LG Electronics Partners With Applied Intuition to Train a Camera System for Autonomous Mobile Robots With Synthetic Data

Applied Intuition and LG Electronics are partnering to accelerate the development of camera systems for autonomous mobile robots (AMRs) with synthetic training data.
Apr 12, 2023

Applied Intuition and LG Electronics are partnering to accelerate the development of camera systems for autonomous mobile robots (AMRs) with synthetic training data.

LG is a global leader in technological innovation across various fields, including home appliances, electronic products, and automobile parts. The company’s Advanced Robotics Laboratory develops AMRs for indoor and outdoor use cases. Applied provides software solutions to safely develop, test, and deploy autonomous systems at scale. LG’s Advanced Robotics Lab uses Applied’s Synthetic Datasets to develop and test its computer vision algorithms.

“LG is one of the most well-known innovators in the technology industry,” said Qasar Younis, CEO and Co-Founder of Applied Intuition. “The company’s Advanced Robotics Lab recognizes the importance of synthetic data for successful perception algorithm training. We are proud to collaborate with the team to facilitate faster and more cost-effective camera system development.”

Synthetic camera image (left) and depth image (right) of an urban outdoor scene.

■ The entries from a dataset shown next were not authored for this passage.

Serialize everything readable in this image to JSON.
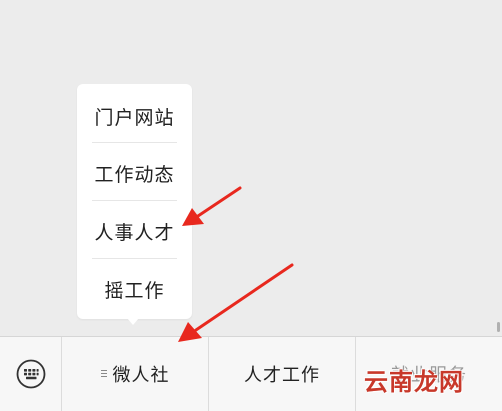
{
  "popup_menu": {
    "items": [
      {
        "label": "门户网站"
      },
      {
        "label": "工作动态"
      },
      {
        "label": "人事人才"
      },
      {
        "label": "摇工作"
      }
    ]
  },
  "menu_bar": {
    "keyboard_icon": "keyboard-icon",
    "tabs": [
      {
        "label": "微人社",
        "icon": "submenu-icon"
      },
      {
        "label": "人才工作"
      },
      {
        "label": "就业服务"
      }
    ]
  },
  "watermark": {
    "text": "云南龙网"
  },
  "colors": {
    "background": "#ececec",
    "menu_bar": "#f7f7f7",
    "annotation_arrow": "#e8281e",
    "watermark": "#c8382a"
  }
}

The Challenges of Real-World Training Data

Machine learning (ML) algorithms for an AMR’s perception system must be trained and tested on large amounts of diverse labeled data before they perform well enough to be deployed in a production environment. Collecting this training data in the real world is often time-consuming, costly, and dangerous.

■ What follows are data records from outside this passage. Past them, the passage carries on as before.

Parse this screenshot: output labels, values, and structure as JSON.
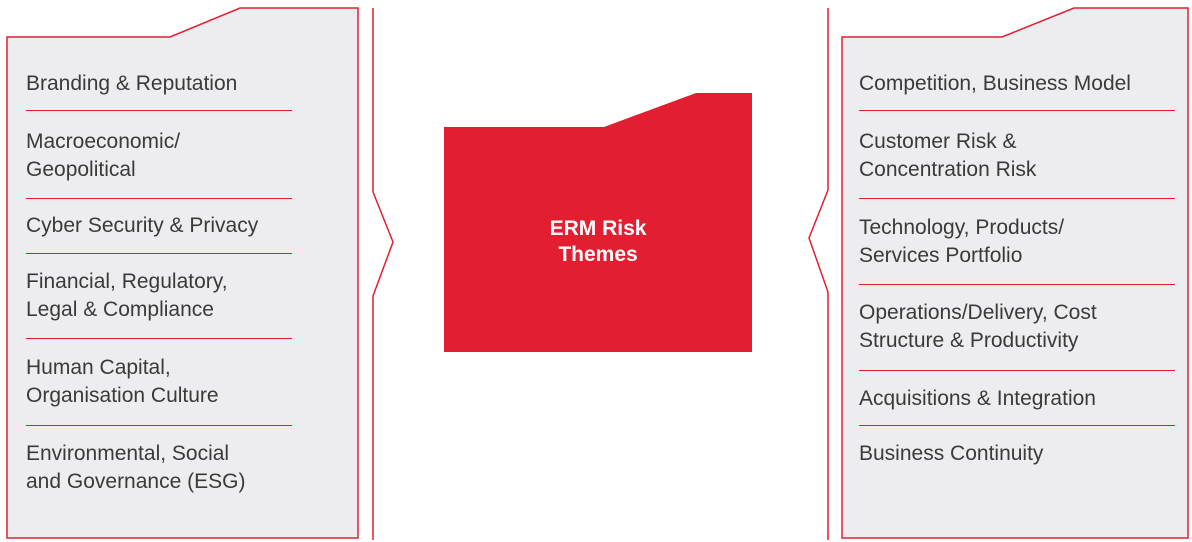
{
  "colors": {
    "accent": "#e41e31",
    "panel": "#ededef",
    "text": "#3a3a3a"
  },
  "center": {
    "line1": "ERM Risk",
    "line2": "Themes"
  },
  "left_panel": {
    "items": [
      {
        "lines": [
          "Branding & Reputation"
        ]
      },
      {
        "lines": [
          "Macroeconomic/",
          "Geopolitical"
        ]
      },
      {
        "lines": [
          "Cyber Security & Privacy"
        ]
      },
      {
        "lines": [
          "Financial, Regulatory,",
          "Legal & Compliance"
        ]
      },
      {
        "lines": [
          "Human Capital,",
          "Organisation Culture"
        ]
      },
      {
        "lines": [
          "Environmental, Social",
          "and Governance (ESG)"
        ]
      }
    ]
  },
  "right_panel": {
    "items": [
      {
        "lines": [
          "Competition, Business Model"
        ]
      },
      {
        "lines": [
          "Customer Risk &",
          "Concentration Risk"
        ]
      },
      {
        "lines": [
          "Technology, Products/",
          "Services Portfolio"
        ]
      },
      {
        "lines": [
          "Operations/Delivery, Cost",
          "Structure & Productivity"
        ]
      },
      {
        "lines": [
          "Acquisitions & Integration"
        ]
      },
      {
        "lines": [
          "Business Continuity"
        ]
      }
    ]
  }
}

Labeling the training data can also present challenges, especially when it is impossible to obtain high-quality ground truth data. Depth and optical flow labels for camera images, which are typically estimated using lidar sensors, are two examples where it is difficult to obtain high-quality ground truth. Lidar point clouds typically have a lower density than the corresponding camera image, resulting in sparse estimated ground truth data with some camera pixels lacking depth or optical flow values. When used in training, this sparse ground truth reduces the benefits of ML models.

Synthetic Training Data Complements Real-World Data

Synthetic training data helps solve the challenges of real-world data collection and labeling. Instead of being collected in the real world, synthetic data is generated through sensor simulation. Simulation provides deterministic control over scene contents, weather, lighting, and more. This makes it easy to define and obtain the exact data and labels needed to train a model. When training perception models, ML engineers can combine synthetic data with real data to improve an autonomous system faster and at lower costs. 

LG Uses Applied’s Synthetic Datasets

Applied’s Synthetic Datasets are labeled datasets for ML algorithm development. LG uses Synthetic Datasets to obtain dense per-pixel depth and stereo disparity ground truth to train stereo vision algorithms, which are otherwise impractical to obtain. With this ground truth data, LG can ultimately develop, test, and deploy safer AMRs faster than previously possible.